Nama-nama organisasi ini menunjukkan bahwa, seperti di Amerika Serikat atau Kanada, ada kepekaan terhadap
kegigihan mengatasi kelaparan di daerah miskin di dunia dan bahwa visi kemanusiaan
terinspirasi dari upaya sungguh-sungguh untuk meringankan
penderitaan sesama manusia.
Tahun 1961 bahwa
sekelompok negara-negara yang baru merdeka bertemu di Kairo dan didefinisikan
sendiri untuk pertama kalinya sebagai "negara berkembang." Di tahun
yang sama, PBB menetapkan bahwa tahun 1960-an itu harus disebut "satu
dekade pembangunan, " mendalilkan bahwa produk nasional bruto negara-negara
berkembang akan tumbuh pada tingkat tahunan sebesar 5 persen sepanjang dekade.
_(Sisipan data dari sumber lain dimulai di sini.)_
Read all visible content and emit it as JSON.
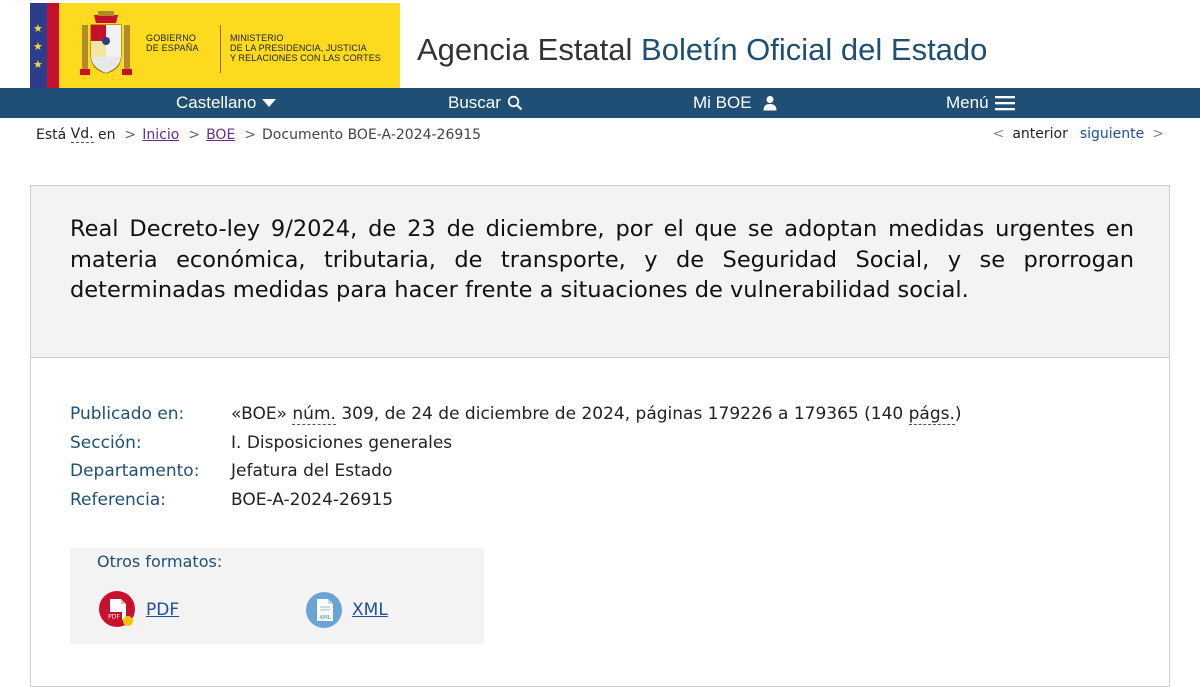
{
  "header": {
    "gov_line1": "GOBIERNO",
    "gov_line2": "DE ESPAÑA",
    "ministry_line1": "MINISTERIO",
    "ministry_line2": "DE LA PRESIDENCIA, JUSTICIA",
    "ministry_line3": "Y RELACIONES CON LAS CORTES",
    "agency_prefix": "Agencia Estatal",
    "agency_name": "Boletín Oficial del Estado",
    "flag_stars": [
      "★",
      "★",
      "★"
    ]
  },
  "nav": {
    "language": "Castellano",
    "search": "Buscar",
    "my_boe": "Mi BOE",
    "menu": "Menú"
  },
  "breadcrumb": {
    "intro_prefix": "Está",
    "intro_abbr": "Vd.",
    "intro_suffix": "en",
    "separator": ">",
    "home": "Inicio",
    "boe": "BOE",
    "current": "Documento BOE-A-2024-26915"
  },
  "pager": {
    "prev_chevron": "<",
    "prev": "anterior",
    "next": "siguiente",
    "next_chevron": ">"
  },
  "document": {
    "title": "Real Decreto-ley 9/2024, de 23 de diciembre, por el que se adoptan medidas urgentes en materia económica, tributaria, de transporte, y de Seguridad Social, y se prorrogan determinadas medidas para hacer frente a situaciones de vulnerabilidad social.",
    "published_label": "Publicado en:",
    "published_boe": "«BOE»",
    "published_num_abbr": "núm.",
    "published_mid": "309, de 24 de diciembre de 2024, páginas 179226 a 179365 (140",
    "published_pags_abbr": "págs.",
    "published_end": ")",
    "section_label": "Sección:",
    "section_value": "I. Disposiciones generales",
    "department_label": "Departamento:",
    "department_value": "Jefatura del Estado",
    "reference_label": "Referencia:",
    "reference_value": "BOE-A-2024-26915"
  },
  "formats": {
    "label": "Otros formatos:",
    "pdf": "PDF",
    "xml": "XML",
    "pdf_icon_text": "PDF",
    "xml_icon_text": "XML"
  },
  "colors": {
    "navy": "#1f4f75",
    "yellow": "#fcdb1e",
    "link": "#1f4f9c",
    "visited": "#6b2b8c",
    "pdf_red": "#c8102e",
    "xml_blue": "#6aa3d5"
  }
}
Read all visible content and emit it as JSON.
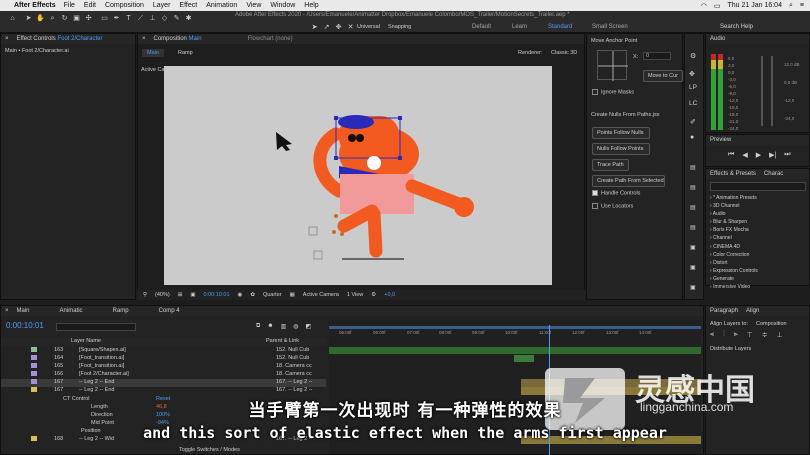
{
  "menubar": {
    "app": "After Effects",
    "items": [
      "File",
      "Edit",
      "Composition",
      "Layer",
      "Effect",
      "Animation",
      "View",
      "Window",
      "Help"
    ],
    "clock": "Thu 21 Jan 16:04"
  },
  "window": {
    "title": "Adobe After Effects 2020 - /Users/Emanuele/Animatter Dropbox/Emanuele Colombo/MOS_Trailer/MotionSecrets_Trailer.aep *"
  },
  "toolbar": {
    "universal": "Universal",
    "snapping": "Snapping",
    "workspaces": [
      "Default",
      "Learn",
      "Standard",
      "Small Screen"
    ],
    "search": "Search Help"
  },
  "effect_controls": {
    "tab": "Effect Controls",
    "tab_target": "Foot 2/Character",
    "subtitle": "Main • Foot 2/Character.ai"
  },
  "composition": {
    "tab": "Composition",
    "tab_target": "Main",
    "flowchart": "Flowchart (none)",
    "breadcrumbs": [
      "Main",
      "Ramp"
    ],
    "renderer_label": "Renderer:",
    "renderer": "Classic 3D",
    "active_camera_label": "Active Camera",
    "zoom": "(40%)",
    "timecode": "0:00:10:01",
    "quality": "Quarter",
    "camera": "Active Camera",
    "views": "1 View",
    "offset": "+0,0"
  },
  "move_anchor": {
    "title": "Move Anchor Point",
    "x_label": "X:",
    "x_value": "0",
    "button": "Move to Cur",
    "ignore_masks": "Ignore Masks"
  },
  "nulls": {
    "title": "Create Nulls From Paths.jsx",
    "buttons": [
      "Points Follow Nulls",
      "Nulls Follow Points",
      "Trace Path",
      "Create Path From Selected"
    ],
    "handle_controls": "Handle Controls",
    "use_locators": "Use Locators"
  },
  "right_tools": [
    "LP",
    "LC"
  ],
  "audio": {
    "tab": "Audio",
    "db_labels": [
      "6,0",
      "3,0",
      "0,0",
      "-3,0",
      "-6,0",
      "-9,0",
      "-12,0",
      "-15,0",
      "-18,0",
      "-21,0",
      "-24,0"
    ],
    "right_labels": [
      "12,0 dB",
      "0,0 dB",
      "-12,0",
      "-24,0"
    ]
  },
  "preview": {
    "tab": "Preview"
  },
  "effects_presets": {
    "tab": "Effects & Presets",
    "tab2": "Charac",
    "items": [
      "* Animation Presets",
      "3D Channel",
      "Audio",
      "Blur & Sharpen",
      "Boris FX Mocha",
      "Channel",
      "CINEMA 4D",
      "Color Correction",
      "Distort",
      "Expression Controls",
      "Generate",
      "Immersive Video"
    ]
  },
  "align": {
    "tabs": [
      "Paragraph",
      "Align"
    ],
    "label": "Align Layers to:",
    "target": "Composition",
    "distribute": "Distribute Layers"
  },
  "timeline": {
    "tabs": [
      "Main",
      "Animatic",
      "Ramp",
      "Comp 4"
    ],
    "timecode": "0:00:10:01",
    "ruler": [
      "06:00f",
      "06:00f",
      "07:00f",
      "08:00f",
      "09:00f",
      "10:00f",
      "11:00f",
      "12:00f",
      "13:00f",
      "14:00f"
    ],
    "header": {
      "layer_name": "Layer Name",
      "parent": "Parent & Link"
    },
    "layers": [
      {
        "num": "163",
        "name": "[Square/Shapes.ai]",
        "parent": "152. Null Cub",
        "color": "#8fbf8f"
      },
      {
        "num": "164",
        "name": "[Foot_transition.ai]",
        "parent": "152. Null Cub",
        "color": "#a58fd8"
      },
      {
        "num": "165",
        "name": "[Foot_transition.ai]",
        "parent": "18. Camera cc",
        "color": "#a58fd8"
      },
      {
        "num": "166",
        "name": "[Foot 2/Character.ai]",
        "parent": "18. Camera cc",
        "color": "#a58fd8"
      },
      {
        "num": "167",
        "name": "-- Leg 2 -- End",
        "parent": "167. -- Leg 2 --",
        "color": "#d8c24f"
      }
    ],
    "props": [
      {
        "name": "CT Control",
        "value": "Reset"
      },
      {
        "name": "Length",
        "value": "46,8"
      },
      {
        "name": "Direction",
        "value": "100%"
      },
      {
        "name": "Mid Point",
        "value": "-94%"
      },
      {
        "name": "Position",
        "value": ""
      }
    ],
    "last_layer": {
      "num": "168",
      "name": "-- Leg 2 -- Wid",
      "parent": "167. -- Leg 2 --"
    },
    "footer": "Toggle Switches / Modes"
  },
  "subtitles": {
    "cn": "当手臂第一次出现时 有一种弹性的效果",
    "en": "and this sort of elastic effect when the arms first appear"
  },
  "watermark": {
    "cn": "灵感中国",
    "en": "lingganchina.com"
  },
  "colors": {
    "accent": "#4d9cf5",
    "orange": "#f25a1f",
    "pink": "#f29a9a",
    "blue": "#2a2aba",
    "canvas": "#cbcbcb"
  }
}
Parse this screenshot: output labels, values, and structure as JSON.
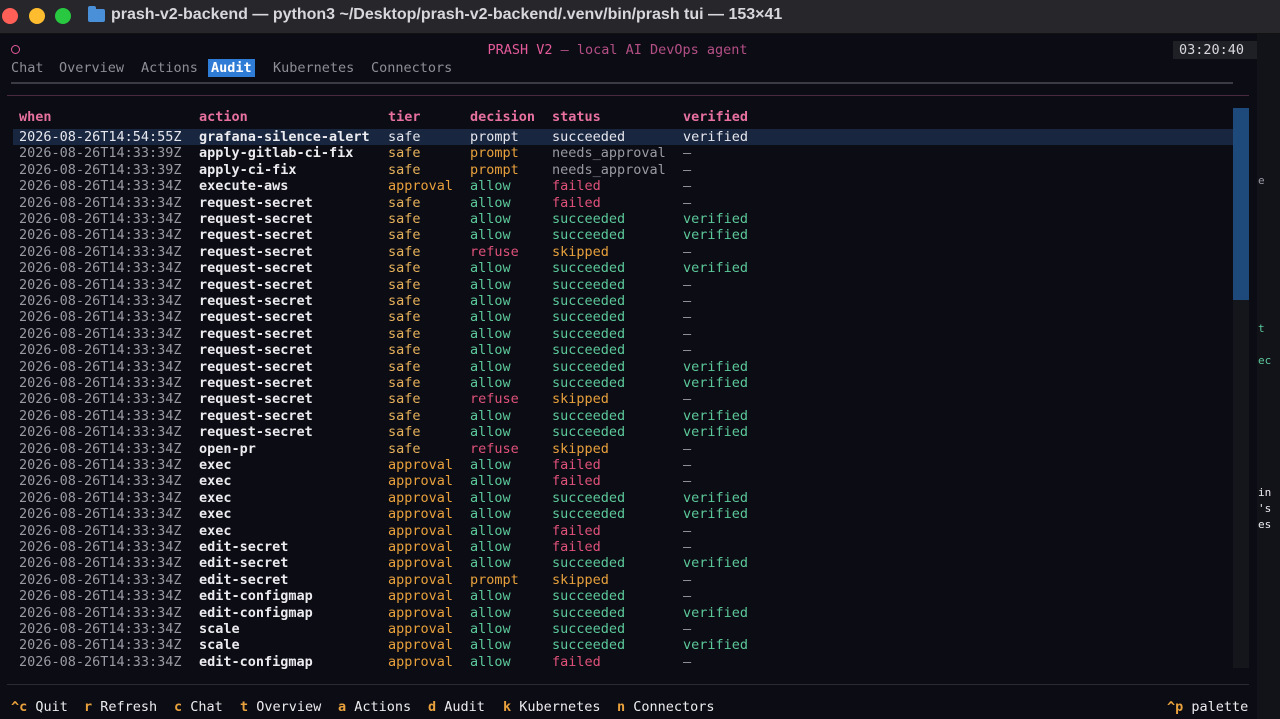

Inisiatif diambil oleh organisasi dunia menyarankan
bahwa pembangunan adalah fenomena global dan bahwa negara-negara yang lebih
maju memiliki kewajiban untuk membantu mereka yang berjuang untuk mengubah
diri. Ide-ide ini telah muncul selama tahun 1950, dan PBB serta Bank
Dunia telah mulai mengalihkan perhatian mereka terhadap masalah-masalah
pembangunan bangsa.
Hal ini pada akhirnya semakin
mencerminkan fakta bahwa sementara disebutnya negara berkembang, terutama di
Afrika, yang baru merdeka, semakin memunculkan perbedaan antara kaya dan negara
miskin yang semakin tidak berhenti dan, justru akan melebar selama
decade-dekade selanjutnya. Bagaimana cara untuk
membantu pembangunan bangsa dari negara-negara bekas koloni, ketika pemerintah
metropolitan tidak lagi melakukan upaya untuk merawat dan memperbaiki mereka,
dan sekarang justru menjadi isu internasional utama.
Bukan
hanya negara-negara yang baru merdeka, namun, tetapi banyak orang lain di Timur
Tengah, Asia, dan Amerika Latin datang untuk fokus pada bantuan pembangunan
sebagai kerangka kerja utama di mana mereka berhubungan sendiri kepada
bangsa-bangsa yang lebih maju di dunia. Negara-negara seperti India, Mesir, dan
Ghana sering dimainkan Amerika Serikat dan Uni Soviet satu sama lain untuk mendapatkan jumlah
dukungan dan bantuan maksimum. Untuk melihat perkembangan bantuan hanya sebagai
sebuah episode dalam berlanjutnya Perang Dingin, itu semua bagaimanapun, akan
mengabaikan peran yang dimainkan oleh organisasi internasional, terutama PBB,
dalam menghadapi masalah perkembangan. Dewan Ekonomi dan Sosial, khususnya,
menjadi sebuah arena di mana negara-negara Dunia Ketiga, yang sekarang terdiri
lebih dari setengah anggota, menyatakan kepentingan kolektif mereka dan
keprihatinan akan semua yang terjadi.
PBB dan badan-badannya tidak organisasi internasional hanya peduli dengan bantuan perkembangan. Organisasi Kerjasama Ekonomi dan Pembangunan, didirikan pada tahun
1961. oleh negara-negara lebih kaya dari Eropa, Amerika Utara, dan
Oseania (bergabung oleh Jepang tahun 1963), berusaha untuk mengkoordinasikan
berbagai program bantuan luar negeri mereka, sementara Bank Dunia, yang
sebelumnya telah memusatkan perhatiannya dalam membantu negara-negara Eropa
untuk pulih dari kehancuran yang ditimbulkan oleh perang, mulai menarik diri
dalam proses perkembangan. Pada tahun 1962 ia mendirikan Asosiasi Pembangunan
Internasional sebagai tubuh yang akan melebihkan dana ke negara berkembang
dengan tarif bunga rendah. Hal ini memperpanjang pinjaman sebesar $300 juta di
1964, sedangkan Bank Dunia sendiri meminjamkan sekitar $ 600 juta, sebagian
besar ke negara berkembang. Pada tahun 1970, jumlah pinjaman Bank Dunia sebesar
$ 2 triliun.
Teori-teori modernisasi dan pembangunan
ekonomi, dipopulerkan oleh W.W. Rostow dan lain-lain pada tahun 1950, telah
memberikan seorang intelektual yang mendukung untuk bantuan teknis dan ekonomi.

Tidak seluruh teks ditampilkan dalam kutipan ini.